Firewall für die Demokratie

Digitaler Wahlkampf – Ein breites zivilgesellschaftliches Bündnis fordert im Bundestagswahlkampf 2021 die Parteien auf, einen "Leitfaden für Digitale Demokratie" einzuhalten. Neben dem DGB und der dju, der Deutschen Journalistinnen- und Journalisten-Union in ver.di gehören auch Reporter ohne Grenzen, Transparency International, LobbyControl, die Amadeu Antonio Stiftung und die Stiftung Neue Verantwortung zu den Unterzeichnern des veröffentlichten Appells.

"Noch nie war ein Bundestagswahlkampf so digital: In der Pandemie findet Meinungsbildung fast ausschließlich online statt", heißt es von den Initiatoren auf der speziell für diese Wahl gestarteten Webseite campaign-watch.de. Doch hinke der Gesetzgeber hinterher. "Für den Wahlkampf im Netz gelten bislang kaum Regeln, die Wählerinnen und Wähler vor Manipulation, Diskriminierung und Eingriffen in die Privatsphäre schützen." Deshalb werde man den Wahlkämpfer*innen verstärkt auf die Finger schauen, ethische und rechtliche Fehltritte für die Öffentlichkeit auch dokumentieren.

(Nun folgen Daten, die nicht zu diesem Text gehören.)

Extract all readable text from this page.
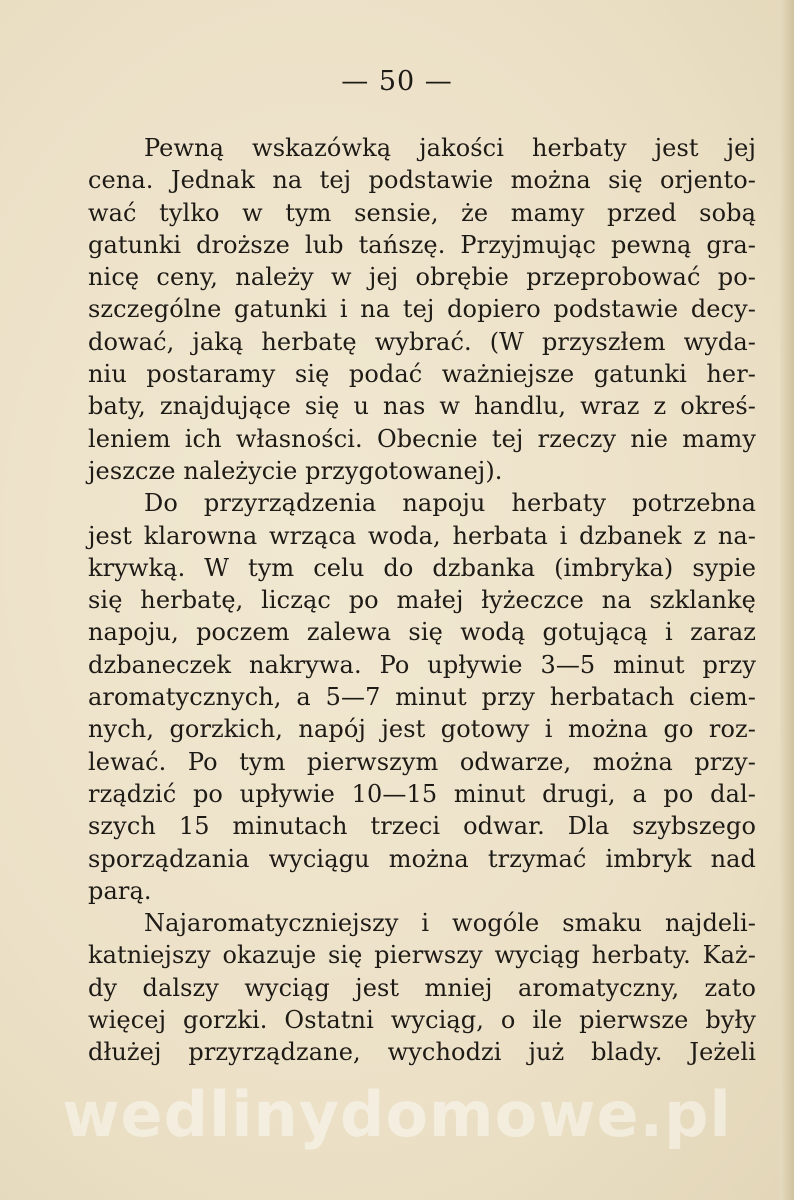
— 50 —
Pewną wskazówką jakości herbaty jest jej
cena. Jednak na tej podstawie można się orjento-
wać tylko w tym sensie, że mamy przed sobą
gatunki droższe lub tańszę. Przyjmując pewną gra-
nicę ceny, należy w jej obrębie przeprobować po-
szczególne gatunki i na tej dopiero podstawie decy-
dować, jaką herbatę wybrać. (W przyszłem wyda-
niu postaramy się podać ważniejsze gatunki her-
baty, znajdujące się u nas w handlu, wraz z okreś-
leniem ich własności. Obecnie tej rzeczy nie mamy
jeszcze należycie przygotowanej).
Do przyrządzenia napoju herbaty potrzebna
jest klarowna wrząca woda, herbata i dzbanek z na-
krywką. W tym celu do dzbanka (imbryka) sypie
się herbatę, licząc po małej łyżeczce na szklankę
napoju, poczem zalewa się wodą gotującą i zaraz
dzbaneczek nakrywa. Po upływie 3—5 minut przy
aromatycznych, a 5—7 minut przy herbatach ciem-
nych, gorzkich, napój jest gotowy i można go roz-
lewać. Po tym pierwszym odwarze, można przy-
rządzić po upływie 10—15 minut drugi, a po dal-
szych 15 minutach trzeci odwar. Dla szybszego
sporządzania wyciągu można trzymać imbryk nad
parą.
Najaromatyczniejszy i wogóle smaku najdeli-
katniejszy okazuje się pierwszy wyciąg herbaty. Każ-
dy dalszy wyciąg jest mniej aromatyczny, zato
więcej gorzki. Ostatni wyciąg, o ile pierwsze były
dłużej przyrządzane, wychodzi już blady. Jeżeli
wedlinydomowe.pl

Der öffentliche digitale Raum werde bekanntlich für immer mehr Menschen auch zur Bedrohung. Mehr als die Hälfte der Facebook-Nutzer*innen sei schon digitaler Gewalt ausgesetzt gewesen. Das Bundeskriminalamt warnt vor einem Rückzug demokratischer Kräfte. Vertrauenswürdige Medien, die Politik unabhängig und kritisch beobachten, konkurrieren in den sozialen Netzwerken mit Desinformation und Algorithmen, die polarisieren, statt zuverlässige Informationen zu verbreiten, konstatieren die Initiatoren.

Deshalb müssten die demokratischen Parteien sicherstellen, dass das Internet eine positive Kraft für die Demokratie bleibt. Auch Wahlkämpfer*innen hätten eine Wahl: Sie könnten personenbezogene Daten einsetzen, um Wähler*innen aufgrund ihrer Herkunft, ihres Glaubens oder ihrer sexuellen Orientierung ins Visier nehmen – oder nicht. Sie könnten mit Desinformation und Hetze Stimmung machen – oder nicht.

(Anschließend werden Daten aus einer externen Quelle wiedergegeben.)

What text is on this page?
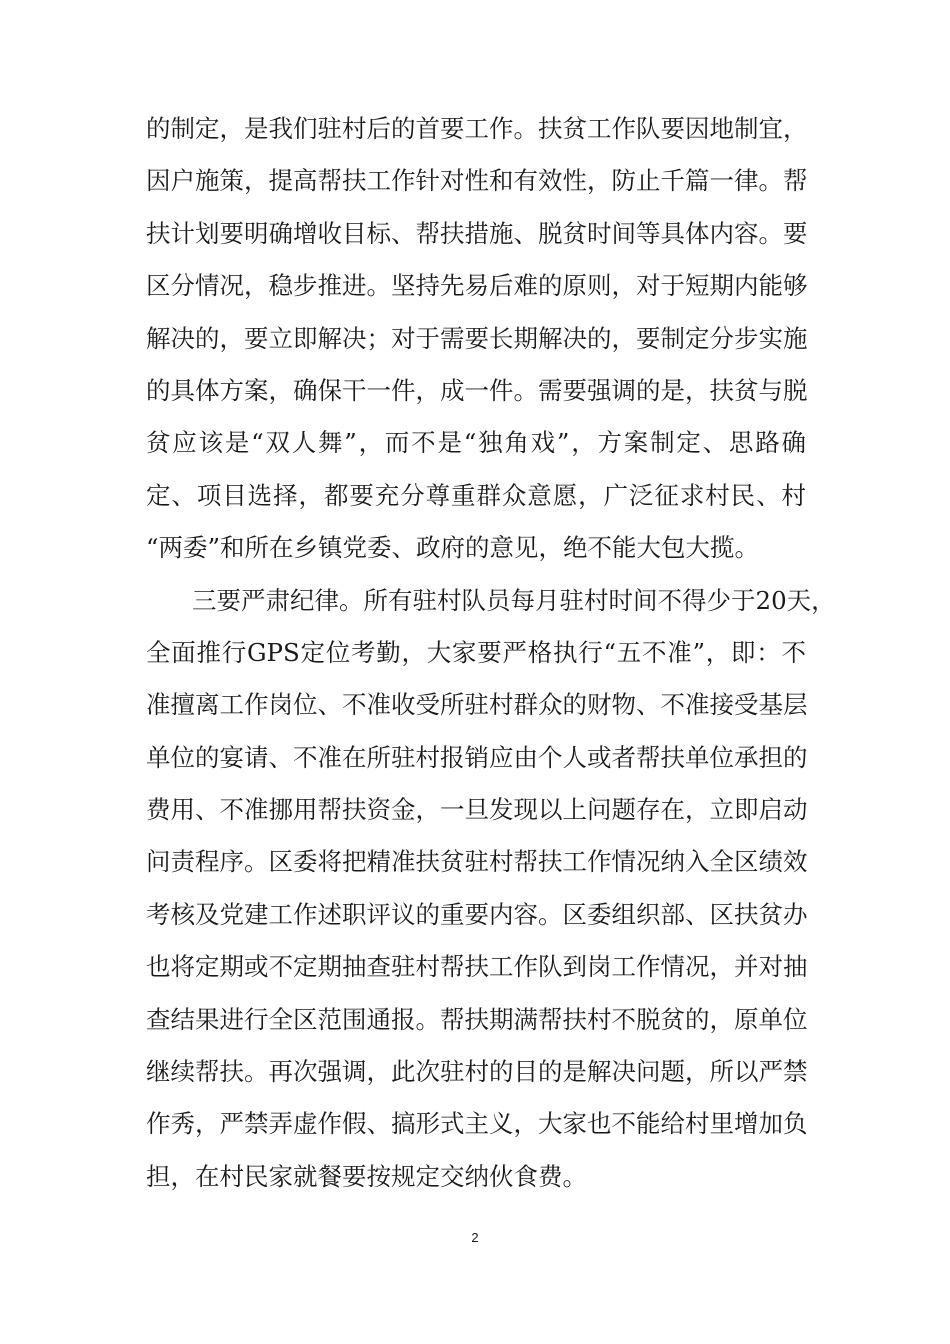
的制定，是我们驻村后的首要工作。扶贫工作队要因地制宜，
因户施策，提高帮扶工作针对性和有效性，防止千篇一律。帮
扶计划要明确增收目标、帮扶措施、脱贫时间等具体内容。要
区分情况，稳步推进。坚持先易后难的原则，对于短期内能够
解决的，要立即解决；对于需要长期解决的，要制定分步实施
的具体方案，确保干一件，成一件。需要强调的是，扶贫与脱
贫应该是“双人舞”，而不是“独角戏”，方案制定、思路确
定、项目选择，都要充分尊重群众意愿，广泛征求村民、村
“两委”和所在乡镇党委、政府的意见，绝不能大包大揽。
三要严肃纪律。所有驻村队员每月驻村时间不得少于20天，
全面推行GPS定位考勤，大家要严格执行“五不准”，即：不
准擅离工作岗位、不准收受所驻村群众的财物、不准接受基层
单位的宴请、不准在所驻村报销应由个人或者帮扶单位承担的
费用、不准挪用帮扶资金，一旦发现以上问题存在，立即启动
问责程序。区委将把精准扶贫驻村帮扶工作情况纳入全区绩效
考核及党建工作述职评议的重要内容。区委组织部、区扶贫办
也将定期或不定期抽查驻村帮扶工作队到岗工作情况，并对抽
查结果进行全区范围通报。帮扶期满帮扶村不脱贫的，原单位
继续帮扶。再次强调，此次驻村的目的是解决问题，所以严禁
作秀，严禁弄虚作假、搞形式主义，大家也不能给村里增加负
担，在村民家就餐要按规定交纳伙食费。
2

Das Bündnis fordert alle demokratischen Parteien auf, "eine Firewall für die Demokratie zu bauen" und einen Verhaltenskodex für den digitalen Wahlkampf zu vereinbaren. Dafür haben die Initiatoren "vier einfache Regeln" formuliert, "für Parteien, die einen Wahlkampf führen wollen, der Menschen mitnimmt, statt sie auszugrenzen. Der informiert, statt in die Irre zu führen: Volle Transparenz beim Umgang mit Daten, ein umfassender Grundrechtsschutz und der Verzicht auf Desinformation sowie digitale Gewalt."

Der Aufruf kann unterstützt werden unter campaign-watch.de

Was bei anderen läuft

Lesetipp – Die Digitalisierung verändert die Arbeitswelt. Wie sich Gewerkschaften weltweit der neuen Welt der Arbeit stellen, steht im Mittelpunkt der Publikation "Gewerkschaften im Wandel 4.0", herausgegeben von der Friedrich-Ebert-Stiftung (FES). Im Zentrum steht der Dienstleistungssektor am Beispiel des Bankensektors, der IT-Branche und der Transport- und Lieferdienste.

"Neue mächtige transnationale digitale Unternehmen sind entstanden und haben begonnen, die globale Wirtschaft zu formen, wobei ihre Strategien der 'schöpferischen Zerstörung' oft etablierte Arbeitsrechte untergraben", schreiben die Herausgeber, die Entwicklungsökonomin Uta Dirksen und FES-Gewerkschaftsexperte Mirko Herberg, im Vorwort zur Ausgangslage. Die einzelnen Beiträge skizzieren knapp die gewerkschaftlichen Antworten, etwa im Bankensektor Uruguays und Rumäniens, im IT-Sektor Israels mit der noch neuen gewerkschaftlichen Histadrut-Sparte Cellulars, Internet an High-Tech Workers Union (CIHT) und gewerkschaftlichen Organisationen für Beschäftigte via Plattformen in Lieferdiensten in Uganda, Indonesien und Argentinien.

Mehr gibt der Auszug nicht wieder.